Red grapes and blueberries have been found to posses constituents that boost immunity. One can fight off diseases by consuming these super fruits.
A new has claimed that red grapes and blueberries may protect the body against illness by boosting the immune system. Effects of 446 different chemical compounds were examined on the immune system and two were identified- resveratrol found in red grapes and a compound called pterostilbene from blueberries. Both of them have a significant impact on the immune system.
Researchers in the Linus Pauling Institute at Oregon State University discovered that both of these compounds, which are called stilbenoids, worked in synergy with vitamin D and had a significant impact in raising the expression of the human cathelicidin antimicrobial peptide, or CAMP gene, that is involved in immune function.

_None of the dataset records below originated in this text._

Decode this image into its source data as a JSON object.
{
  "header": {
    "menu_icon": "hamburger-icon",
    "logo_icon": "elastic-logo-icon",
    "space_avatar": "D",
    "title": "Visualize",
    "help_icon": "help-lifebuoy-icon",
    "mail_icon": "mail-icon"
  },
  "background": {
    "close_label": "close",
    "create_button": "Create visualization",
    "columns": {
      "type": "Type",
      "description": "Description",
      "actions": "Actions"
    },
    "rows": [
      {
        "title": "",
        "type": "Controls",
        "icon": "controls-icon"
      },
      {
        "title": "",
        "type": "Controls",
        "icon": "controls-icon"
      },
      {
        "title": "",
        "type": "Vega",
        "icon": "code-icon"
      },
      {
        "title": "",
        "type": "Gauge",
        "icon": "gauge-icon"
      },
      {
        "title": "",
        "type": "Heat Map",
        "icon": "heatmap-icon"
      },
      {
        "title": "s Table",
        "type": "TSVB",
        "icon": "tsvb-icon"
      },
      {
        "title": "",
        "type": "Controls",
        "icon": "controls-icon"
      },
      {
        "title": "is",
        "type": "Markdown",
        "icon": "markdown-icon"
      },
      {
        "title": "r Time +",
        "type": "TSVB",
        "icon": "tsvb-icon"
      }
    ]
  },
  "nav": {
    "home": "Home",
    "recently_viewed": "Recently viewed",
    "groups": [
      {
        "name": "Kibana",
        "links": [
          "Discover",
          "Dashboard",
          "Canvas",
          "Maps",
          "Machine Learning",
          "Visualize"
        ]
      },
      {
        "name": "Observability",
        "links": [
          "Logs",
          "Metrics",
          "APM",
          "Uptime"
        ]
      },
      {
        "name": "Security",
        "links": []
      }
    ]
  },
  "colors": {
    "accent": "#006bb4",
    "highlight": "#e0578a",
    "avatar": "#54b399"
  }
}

"Out of a study of hundreds of compounds, just these two popped right out, their synergy with vitamin D to increase CAMP gene expression was significant and intriguing. It's a pretty interesting interaction," said Gombart.

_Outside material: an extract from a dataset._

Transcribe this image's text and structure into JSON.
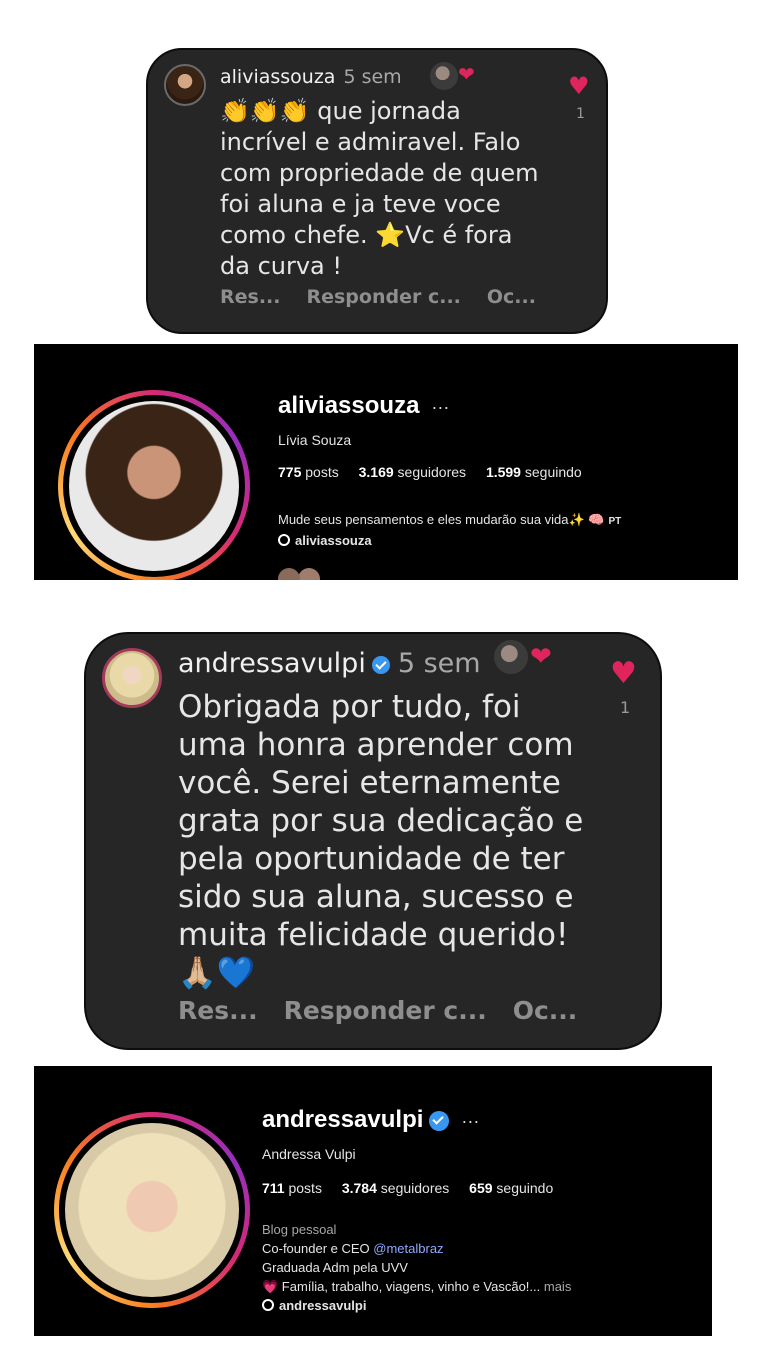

Various prior studies have examined resveratrol for a range of possible benefits like improving cardiovascular health, fighting cancer and reducing inflammation. But this is the first research to show a clear synergy with vitamin D that increased CAMP expression by several time, the scientists said. The CAMP gene also has been shown by various studies to play a keen role in the innate immune system, which is body’s first line of defence and ability to combat bacterial infection.

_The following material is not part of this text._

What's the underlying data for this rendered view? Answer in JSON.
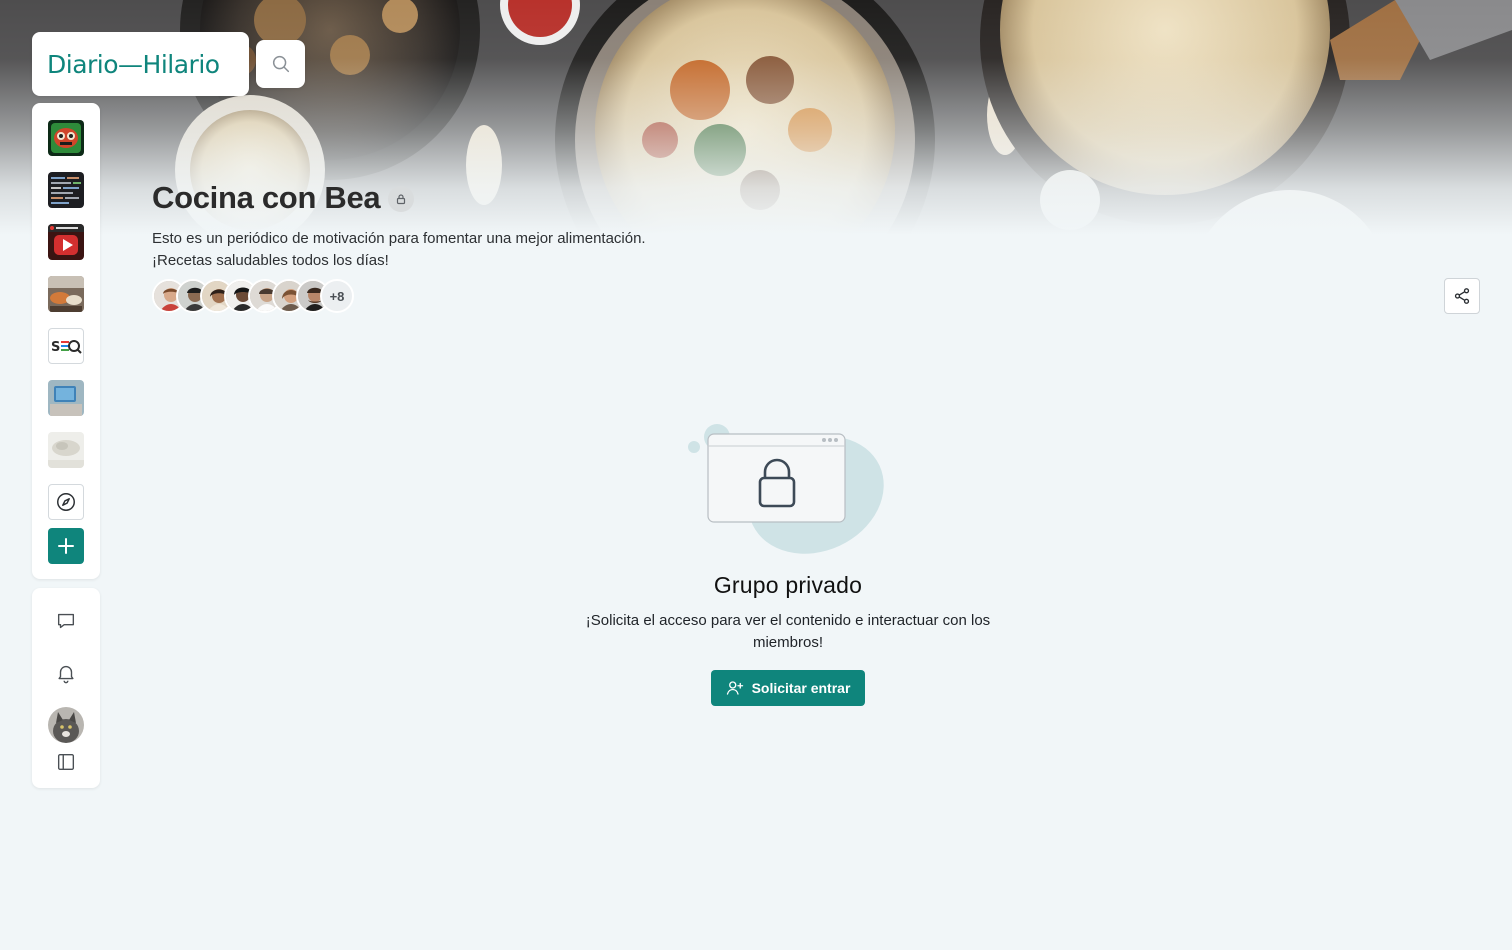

Stilbenoids are compounds produced by plants to fight infections, and in human biology appear to affect some of the signalling pathways that allow vitamin D to do its job, researchers said. It appears that combining these compounds with vitamin D has considerably more biological impact than any of them would separately, they said.
The findings were made in laboratory cell cultures and do not prove that similar results would occur as a result of dietary intake, the scientists said.
The study was published in the journal Molecular Nutrition and Food Research.